Bild 2: Gewichtung der Bewertungskriterien im Zeitablauf.

Im Jahr 2018 waren das die folgenden Systeme:
 

Kategorie „SAP-Systemhaus“: Innovabee Group GmbH & Co. KG – Die Jury honorierte hier insbesondere das innovative Vertriebskonzept mit individualisierter Kundenansprache; aus technischer Sicht überzeugte vor allem die Umsetzung der digitalen Transformation im eigenen Haus.

Kategorie „Serienfertigung“: Gebauer GmbH / TimeLine Business Solutions Group – Die gute Integration von CAD/CAM-Systemen mit dem ERP-System, die sich beispielsweise in einem ausgefeilten Variantenkonfigurator manifestierte, gab aus Sicht der Jury den Ausschlag; der Aufwand an Forschung und Entwicklung ist für ein Softwarehaus dieser Größe überdurchschnittlich, befand die Jury.

Kategorie „Retail“: SHD AG – Der klare Branchenfokus auf die Belange von Handelsunternehmen und der dabei klar herausgestellte Kundennutzen überzeugten die Jury; zusätzlich überzeugten die aufgezeigten Migrationsmöglichkeiten.

Kategorie „Professional Services“: Asseco Solutions AG – Das Unternehmen beeindruckte die Jury durch starken Kundenfokus in der Kommunikation und ein erfolgreiches Vertriebsmarketing; die Lösung beweist gerade bei Abrechnungsfunktionen für Personaldienstleistungen einen hohen Kundennutzen.

Kategorie “Pharma”: GUS Deutschland GmbH – Das auf Lösungen im regulatorischen Umfeld spezialisierte Softwarehaus punktete mit einem Pilotprojekt zur KI-gestützten Vorhersage von Prozessereignissen, die mit hohem F&E-Aufwand betrieben werden. Die starke Branchen- und Kundenorientierung überzeugte die Jury.

Kategorie “Medizintechnik”: oxaion GmbH – Mit der kostengünstigen Einstiegsversion oxaion easy hat das Unternehmen eine komplette Neuentwicklung mit Blick auf die besonderen Anforderungen im regulierten Markt Medizintechnik gewagt; die Methoden zur validierbaren agilen Einführungsmethodik gaben in den Augen der Jury den Ausschlag.

 

Kategorie „Cloud-basiertes ERP“: WeClapp GmbH – Einen modernen Lösungsansatz zeigte das zehn Jahre junge Unternehmen WeClapp mit seiner auf mobile Endgeräte ausgelegten, skalierbaren Cloud-Lösung, die das Ergebnis von hohen Entwicklungsaufwänden ist. Eine Forschungseinrichtung im Umfeld der Universität Würzburg soll für weitere Innovationen im Cloud-Angebot sorgen.

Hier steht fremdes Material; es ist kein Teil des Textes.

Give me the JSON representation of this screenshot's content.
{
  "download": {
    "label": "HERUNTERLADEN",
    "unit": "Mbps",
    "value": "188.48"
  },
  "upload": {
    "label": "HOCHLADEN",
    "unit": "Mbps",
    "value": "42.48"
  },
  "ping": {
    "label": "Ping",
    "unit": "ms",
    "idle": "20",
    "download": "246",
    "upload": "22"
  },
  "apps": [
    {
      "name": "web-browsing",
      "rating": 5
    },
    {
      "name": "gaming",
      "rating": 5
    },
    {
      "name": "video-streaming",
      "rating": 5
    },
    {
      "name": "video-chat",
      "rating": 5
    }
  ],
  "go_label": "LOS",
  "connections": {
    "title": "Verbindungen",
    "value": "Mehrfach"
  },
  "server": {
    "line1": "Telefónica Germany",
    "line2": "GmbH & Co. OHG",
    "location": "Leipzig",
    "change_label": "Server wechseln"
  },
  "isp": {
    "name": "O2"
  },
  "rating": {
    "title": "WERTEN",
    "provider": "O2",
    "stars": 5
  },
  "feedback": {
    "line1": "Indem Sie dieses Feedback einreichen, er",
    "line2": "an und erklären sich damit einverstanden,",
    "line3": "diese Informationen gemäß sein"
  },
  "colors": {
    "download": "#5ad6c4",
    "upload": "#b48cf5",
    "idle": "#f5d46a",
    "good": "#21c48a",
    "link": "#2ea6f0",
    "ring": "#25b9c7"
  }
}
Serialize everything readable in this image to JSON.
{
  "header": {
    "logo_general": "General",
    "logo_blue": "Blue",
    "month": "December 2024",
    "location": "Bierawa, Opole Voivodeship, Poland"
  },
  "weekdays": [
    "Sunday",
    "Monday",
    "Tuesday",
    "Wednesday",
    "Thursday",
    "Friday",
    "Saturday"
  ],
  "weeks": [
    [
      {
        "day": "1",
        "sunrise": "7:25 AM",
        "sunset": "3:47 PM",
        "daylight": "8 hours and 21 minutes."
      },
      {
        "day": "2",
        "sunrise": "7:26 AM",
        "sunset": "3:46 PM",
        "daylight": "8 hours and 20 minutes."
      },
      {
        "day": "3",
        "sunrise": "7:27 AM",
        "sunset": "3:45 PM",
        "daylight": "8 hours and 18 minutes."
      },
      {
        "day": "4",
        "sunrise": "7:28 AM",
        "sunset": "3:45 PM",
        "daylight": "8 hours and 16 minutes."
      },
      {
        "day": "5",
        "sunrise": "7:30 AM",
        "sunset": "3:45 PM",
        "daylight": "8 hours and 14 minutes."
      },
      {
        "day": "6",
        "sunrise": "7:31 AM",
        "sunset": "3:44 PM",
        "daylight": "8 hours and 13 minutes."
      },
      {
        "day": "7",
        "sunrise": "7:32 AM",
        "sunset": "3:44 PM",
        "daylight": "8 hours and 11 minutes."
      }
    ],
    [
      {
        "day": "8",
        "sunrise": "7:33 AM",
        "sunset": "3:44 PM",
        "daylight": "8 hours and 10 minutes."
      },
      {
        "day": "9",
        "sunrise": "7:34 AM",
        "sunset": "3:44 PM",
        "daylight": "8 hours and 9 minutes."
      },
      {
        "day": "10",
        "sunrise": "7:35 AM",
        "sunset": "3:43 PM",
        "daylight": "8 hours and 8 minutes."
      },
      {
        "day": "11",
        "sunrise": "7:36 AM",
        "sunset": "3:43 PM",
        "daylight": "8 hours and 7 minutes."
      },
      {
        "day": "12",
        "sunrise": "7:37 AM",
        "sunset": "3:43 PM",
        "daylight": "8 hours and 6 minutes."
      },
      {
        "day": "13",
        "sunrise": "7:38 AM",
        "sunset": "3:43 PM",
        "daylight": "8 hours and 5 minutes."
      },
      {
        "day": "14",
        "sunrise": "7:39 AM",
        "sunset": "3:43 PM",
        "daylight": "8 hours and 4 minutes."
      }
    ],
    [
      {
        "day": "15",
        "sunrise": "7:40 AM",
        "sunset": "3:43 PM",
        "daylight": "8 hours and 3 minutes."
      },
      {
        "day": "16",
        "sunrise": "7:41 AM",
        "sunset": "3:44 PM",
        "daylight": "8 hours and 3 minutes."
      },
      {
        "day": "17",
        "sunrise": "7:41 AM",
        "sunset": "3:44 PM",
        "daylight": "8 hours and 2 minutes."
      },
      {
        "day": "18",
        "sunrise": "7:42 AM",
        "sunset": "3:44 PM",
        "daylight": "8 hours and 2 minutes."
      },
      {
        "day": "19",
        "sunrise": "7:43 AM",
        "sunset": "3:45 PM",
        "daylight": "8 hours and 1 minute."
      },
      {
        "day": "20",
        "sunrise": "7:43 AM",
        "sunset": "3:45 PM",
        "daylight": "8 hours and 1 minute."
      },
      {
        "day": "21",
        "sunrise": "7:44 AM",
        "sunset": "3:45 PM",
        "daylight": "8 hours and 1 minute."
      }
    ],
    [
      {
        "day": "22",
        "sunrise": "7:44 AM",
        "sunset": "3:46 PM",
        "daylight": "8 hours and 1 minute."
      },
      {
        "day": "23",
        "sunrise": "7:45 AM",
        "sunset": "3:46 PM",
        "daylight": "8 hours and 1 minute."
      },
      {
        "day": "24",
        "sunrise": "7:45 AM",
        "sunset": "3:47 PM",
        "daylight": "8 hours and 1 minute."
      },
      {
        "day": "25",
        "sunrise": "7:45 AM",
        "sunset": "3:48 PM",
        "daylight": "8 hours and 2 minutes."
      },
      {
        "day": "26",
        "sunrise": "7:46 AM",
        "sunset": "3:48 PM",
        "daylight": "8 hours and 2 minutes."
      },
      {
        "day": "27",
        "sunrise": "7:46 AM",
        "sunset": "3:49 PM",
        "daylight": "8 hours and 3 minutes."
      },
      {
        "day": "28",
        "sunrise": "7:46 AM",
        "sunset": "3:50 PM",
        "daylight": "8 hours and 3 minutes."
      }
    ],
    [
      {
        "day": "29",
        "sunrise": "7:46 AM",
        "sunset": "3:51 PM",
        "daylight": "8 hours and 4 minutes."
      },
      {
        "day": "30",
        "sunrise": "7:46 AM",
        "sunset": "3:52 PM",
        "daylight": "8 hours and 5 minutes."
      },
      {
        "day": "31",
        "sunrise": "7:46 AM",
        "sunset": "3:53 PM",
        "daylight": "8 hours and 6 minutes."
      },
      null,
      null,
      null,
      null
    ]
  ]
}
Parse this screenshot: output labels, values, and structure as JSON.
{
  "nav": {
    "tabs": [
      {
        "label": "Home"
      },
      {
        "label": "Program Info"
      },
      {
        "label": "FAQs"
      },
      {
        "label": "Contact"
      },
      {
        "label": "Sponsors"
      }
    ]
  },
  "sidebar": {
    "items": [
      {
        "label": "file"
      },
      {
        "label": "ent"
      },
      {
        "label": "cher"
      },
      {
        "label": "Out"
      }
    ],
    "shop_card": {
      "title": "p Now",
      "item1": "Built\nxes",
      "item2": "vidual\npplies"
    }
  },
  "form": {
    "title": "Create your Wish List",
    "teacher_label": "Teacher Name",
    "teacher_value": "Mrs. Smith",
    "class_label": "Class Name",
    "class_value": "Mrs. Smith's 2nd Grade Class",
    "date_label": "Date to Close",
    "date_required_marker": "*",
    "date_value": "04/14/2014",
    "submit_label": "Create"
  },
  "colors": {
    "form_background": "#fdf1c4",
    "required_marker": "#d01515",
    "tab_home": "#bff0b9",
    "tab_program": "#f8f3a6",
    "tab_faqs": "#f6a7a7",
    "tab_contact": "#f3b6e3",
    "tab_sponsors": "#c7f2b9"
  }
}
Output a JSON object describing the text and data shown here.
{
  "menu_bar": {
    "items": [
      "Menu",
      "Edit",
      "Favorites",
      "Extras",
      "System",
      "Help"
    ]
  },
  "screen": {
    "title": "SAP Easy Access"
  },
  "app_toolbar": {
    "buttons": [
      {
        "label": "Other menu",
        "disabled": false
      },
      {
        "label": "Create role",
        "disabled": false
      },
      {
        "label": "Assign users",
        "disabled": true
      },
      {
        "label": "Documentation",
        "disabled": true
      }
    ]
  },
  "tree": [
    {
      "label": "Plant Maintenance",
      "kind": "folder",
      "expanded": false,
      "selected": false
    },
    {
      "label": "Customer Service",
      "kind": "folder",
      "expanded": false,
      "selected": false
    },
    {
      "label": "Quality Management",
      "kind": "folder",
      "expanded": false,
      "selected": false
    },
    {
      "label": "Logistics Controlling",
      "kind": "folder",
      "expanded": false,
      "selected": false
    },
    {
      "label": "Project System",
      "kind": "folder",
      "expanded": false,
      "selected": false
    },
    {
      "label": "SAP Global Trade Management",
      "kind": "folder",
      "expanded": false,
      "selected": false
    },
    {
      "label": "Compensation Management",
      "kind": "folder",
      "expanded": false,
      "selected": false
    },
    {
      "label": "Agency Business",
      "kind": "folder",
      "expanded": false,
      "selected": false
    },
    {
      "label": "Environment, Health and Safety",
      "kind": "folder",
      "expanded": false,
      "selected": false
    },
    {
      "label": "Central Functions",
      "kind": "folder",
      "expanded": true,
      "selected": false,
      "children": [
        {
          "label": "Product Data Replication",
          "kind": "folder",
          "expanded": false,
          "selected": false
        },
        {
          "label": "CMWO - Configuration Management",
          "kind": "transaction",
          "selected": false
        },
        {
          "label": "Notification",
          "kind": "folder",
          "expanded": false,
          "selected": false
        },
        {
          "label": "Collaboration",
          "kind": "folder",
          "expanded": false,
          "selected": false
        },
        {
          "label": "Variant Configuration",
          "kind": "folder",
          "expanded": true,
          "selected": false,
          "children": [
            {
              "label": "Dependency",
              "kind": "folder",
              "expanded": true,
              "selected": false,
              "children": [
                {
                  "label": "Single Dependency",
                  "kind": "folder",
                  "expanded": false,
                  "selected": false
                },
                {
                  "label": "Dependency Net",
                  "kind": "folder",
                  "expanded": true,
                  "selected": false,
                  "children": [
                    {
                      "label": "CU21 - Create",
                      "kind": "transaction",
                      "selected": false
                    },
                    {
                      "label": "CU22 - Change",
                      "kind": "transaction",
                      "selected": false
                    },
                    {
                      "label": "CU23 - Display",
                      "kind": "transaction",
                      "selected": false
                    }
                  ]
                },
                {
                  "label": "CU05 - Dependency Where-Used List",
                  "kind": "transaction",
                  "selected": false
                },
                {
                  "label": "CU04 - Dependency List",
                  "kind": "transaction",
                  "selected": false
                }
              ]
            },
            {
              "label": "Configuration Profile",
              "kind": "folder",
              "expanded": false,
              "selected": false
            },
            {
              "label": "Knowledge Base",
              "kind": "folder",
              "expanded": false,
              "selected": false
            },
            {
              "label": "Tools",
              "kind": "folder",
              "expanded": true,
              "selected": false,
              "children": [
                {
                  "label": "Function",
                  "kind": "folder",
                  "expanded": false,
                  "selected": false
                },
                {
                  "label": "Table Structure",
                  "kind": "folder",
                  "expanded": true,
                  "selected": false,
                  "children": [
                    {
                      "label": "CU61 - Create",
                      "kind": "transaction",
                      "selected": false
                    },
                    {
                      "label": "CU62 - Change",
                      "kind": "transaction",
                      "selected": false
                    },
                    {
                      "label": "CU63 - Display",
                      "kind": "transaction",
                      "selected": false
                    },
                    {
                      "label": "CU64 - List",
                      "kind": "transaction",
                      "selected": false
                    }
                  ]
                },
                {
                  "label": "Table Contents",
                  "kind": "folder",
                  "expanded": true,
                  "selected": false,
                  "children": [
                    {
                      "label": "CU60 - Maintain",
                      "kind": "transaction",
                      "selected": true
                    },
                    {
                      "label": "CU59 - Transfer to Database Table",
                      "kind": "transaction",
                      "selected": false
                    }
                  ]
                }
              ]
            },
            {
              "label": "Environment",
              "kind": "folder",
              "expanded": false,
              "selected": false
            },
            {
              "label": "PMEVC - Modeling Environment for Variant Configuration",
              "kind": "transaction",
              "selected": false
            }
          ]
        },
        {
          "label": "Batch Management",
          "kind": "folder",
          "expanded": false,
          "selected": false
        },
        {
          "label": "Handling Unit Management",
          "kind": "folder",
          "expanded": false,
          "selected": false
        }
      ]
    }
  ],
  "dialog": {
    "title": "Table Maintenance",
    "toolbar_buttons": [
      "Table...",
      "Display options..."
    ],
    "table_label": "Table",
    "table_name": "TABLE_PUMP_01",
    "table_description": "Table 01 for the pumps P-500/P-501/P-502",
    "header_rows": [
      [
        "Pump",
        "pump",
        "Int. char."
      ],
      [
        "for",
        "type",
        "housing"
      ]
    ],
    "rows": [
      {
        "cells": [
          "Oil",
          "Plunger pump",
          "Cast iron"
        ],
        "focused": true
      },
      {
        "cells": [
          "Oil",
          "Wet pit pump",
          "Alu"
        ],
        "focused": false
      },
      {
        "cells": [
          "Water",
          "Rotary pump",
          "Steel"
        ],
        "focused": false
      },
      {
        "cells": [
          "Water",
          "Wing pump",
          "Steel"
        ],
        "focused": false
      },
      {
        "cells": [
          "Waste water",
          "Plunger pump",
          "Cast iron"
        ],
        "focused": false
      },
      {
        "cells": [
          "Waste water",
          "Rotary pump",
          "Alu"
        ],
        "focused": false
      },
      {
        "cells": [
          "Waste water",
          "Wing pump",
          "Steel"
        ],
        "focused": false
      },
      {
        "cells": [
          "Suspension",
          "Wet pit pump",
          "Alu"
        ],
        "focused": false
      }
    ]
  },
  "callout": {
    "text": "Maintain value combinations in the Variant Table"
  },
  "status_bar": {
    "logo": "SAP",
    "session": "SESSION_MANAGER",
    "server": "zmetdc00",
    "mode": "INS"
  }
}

Kategorie „Treiber der Digitalisierung“: CVS Ingenieurgesellschaft mbH / ALPHAPLAN – Mit der höchsten Punktzahl aller Finalisten honorierte die Jury die hervorragende Ergonomie bei sehr mächtiger Funktionalität der Lösung; digitale Trends wurden bei der kompletten Bearbeitung des relevanten Marktes, einer starken Kundenkommunikation mit Einbeziehung von Workshops und Helpdesks gezeigt.

KMU-Sonderpreis der Jury: Xentral ERP Software GmbH – Für das junge Unternehmen Xentral vergab die Jury einen Sonderpreis in Anerkennung der Flexibilität und des Funktionsreichtums der ERP-/CRM-Lösung, die übrigens auch Startup-Investor Peter Thelen beeindruckte; Xentral sei ein Beispiel für die Innovationsfähigkeit der deutschen Digitalwirtschaft, befand die Jury.

Alle Finalisten – und nicht nur die Preisträger – verfügen über außerordentlich innovative und für die jeweiligen Branchen besonders geeignete Lösungen. Der Wettbewerb hat auch 2018 gezeigt, dass sich gerade die mittelständischen Anbieter durch Kundennähe und einen zielorientierten Umgang mit neuen Technologien auszeichnen.